The risks are concentrated and largely contingent — they crystallise only if AI demand disappoints, but if it does, they crystallise simultaneously across all seven categories because they share the same underlying bet. Everything rests on AI demand growing fast enough to justify >$1tn in lab commitments and ~$725bn in annual hyperscaler capex. If the revenue curve stays ahead of the cost curve, the circularity is just efficient capital allocation. If it doesn't, the same circularity becomes the risk transmission mechanism.
All this circularity is also generating its set of accounting distortions. Robin Wigglesworth points to the curious spike in the “other income” line of the hyperscaler's quarterly account statements, attributable to the changes in valuations of their investments in AI companies.

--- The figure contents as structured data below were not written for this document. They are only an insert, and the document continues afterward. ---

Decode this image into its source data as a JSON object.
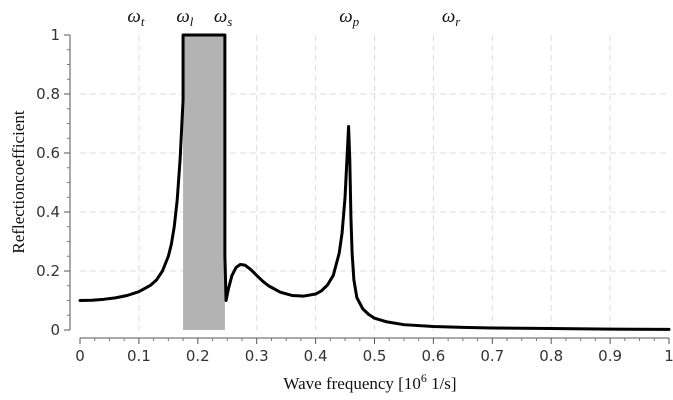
{
  "chart_data": {
    "type": "line",
    "xlabel": {
      "text": "Wave frequency [10",
      "sup": "6",
      "tail": " 1/s]"
    },
    "ylabel": "Reflectioncoefficient",
    "xlim": [
      0,
      1
    ],
    "ylim": [
      0,
      1
    ],
    "grid": true,
    "x_ticks": [
      "0",
      "0.1",
      "0.2",
      "0.3",
      "0.4",
      "0.5",
      "0.6",
      "0.7",
      "0.8",
      "0.9",
      "1"
    ],
    "x_tick_values": [
      0,
      0.1,
      0.2,
      0.3,
      0.4,
      0.5,
      0.6,
      0.7,
      0.8,
      0.9,
      1
    ],
    "y_ticks": [
      "0",
      "0.2",
      "0.4",
      "0.6",
      "0.8",
      "1"
    ],
    "y_tick_values": [
      0,
      0.2,
      0.4,
      0.6,
      0.8,
      1
    ],
    "band": {
      "x_start": 0.175,
      "x_end": 0.246,
      "y_top": 1.0,
      "color": "#b3b3b3"
    },
    "frequency_labels": [
      {
        "base": "ω",
        "sub": "t",
        "x": 0.095
      },
      {
        "base": "ω",
        "sub": "l",
        "x": 0.178
      },
      {
        "base": "ω",
        "sub": "s",
        "x": 0.243
      },
      {
        "base": "ω",
        "sub": "p",
        "x": 0.457
      },
      {
        "base": "ω",
        "sub": "r",
        "x": 0.63
      }
    ],
    "series": [
      {
        "color": "#000000",
        "x": [
          0.0,
          0.02,
          0.04,
          0.06,
          0.08,
          0.1,
          0.12,
          0.13,
          0.14,
          0.15,
          0.155,
          0.16,
          0.165,
          0.17,
          0.175,
          0.175,
          0.246,
          0.246,
          0.248,
          0.252,
          0.258,
          0.265,
          0.272,
          0.28,
          0.29,
          0.3,
          0.31,
          0.32,
          0.34,
          0.36,
          0.38,
          0.4,
          0.41,
          0.42,
          0.43,
          0.44,
          0.445,
          0.45,
          0.453,
          0.456,
          0.458,
          0.46,
          0.462,
          0.465,
          0.47,
          0.48,
          0.49,
          0.5,
          0.52,
          0.55,
          0.6,
          0.65,
          0.7,
          0.8,
          0.9,
          1.0
        ],
        "y": [
          0.1,
          0.101,
          0.104,
          0.109,
          0.117,
          0.13,
          0.152,
          0.17,
          0.2,
          0.25,
          0.29,
          0.35,
          0.44,
          0.58,
          0.78,
          1.0,
          1.0,
          0.25,
          0.1,
          0.14,
          0.185,
          0.212,
          0.222,
          0.22,
          0.205,
          0.185,
          0.166,
          0.15,
          0.128,
          0.117,
          0.115,
          0.122,
          0.133,
          0.152,
          0.185,
          0.26,
          0.33,
          0.45,
          0.57,
          0.69,
          0.58,
          0.38,
          0.26,
          0.17,
          0.11,
          0.072,
          0.053,
          0.04,
          0.028,
          0.018,
          0.012,
          0.009,
          0.007,
          0.005,
          0.003,
          0.002
        ]
      }
    ]
  }
}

Alphabet, for example, booked $37.7bn of “other income” in just the first three months of the year, accounting for over half the company’s net income over the period. Amazon reported “other income” of nearly $16bn in the first quarter, up from $2.7bn in the same period last year. That was nearly half its overall net income for the three months. Microsoft reported “only” $942mn of other income in the first three months of the year, but this line item has now made $7.2bn over the past nine months… what constitutes “other income” in this case: the ebb and (mostly) flow in the valuations of their sizeable private investments in companies like OpenAI and Anthropic…
Not only have private investments and increasingly engorged funding rounds become a meaningful driver of the hyperscalers’ aggregate earnings, but the money the hyperscalers have pumped into the likes of Anthropic and OpenAI has allowed the AI companies to sign huge computing deals with Alphabet’s Google Cloud, Microsoft’s Azure and Amazon Web Services… OpenAI and Anthropic now make up about half of the entire cloud computing order books at Oracle, Alphabet, Amazon and Microsoft.
A vendor invests equity in its own customer; the customer uses that equity to pre-commit purchases from the vendor; the vendor books the purchase commitment as backlog; the backlog supports the vendor’s own valuation and borrowing.
Even though AI expenditures are building the plumbing for the next-generation economy, something is unsettling about the scale and pace of spending. More worrying is the concentration and circularity of the transactions. Is AI spending going to be the mother of all circular trade bubbles?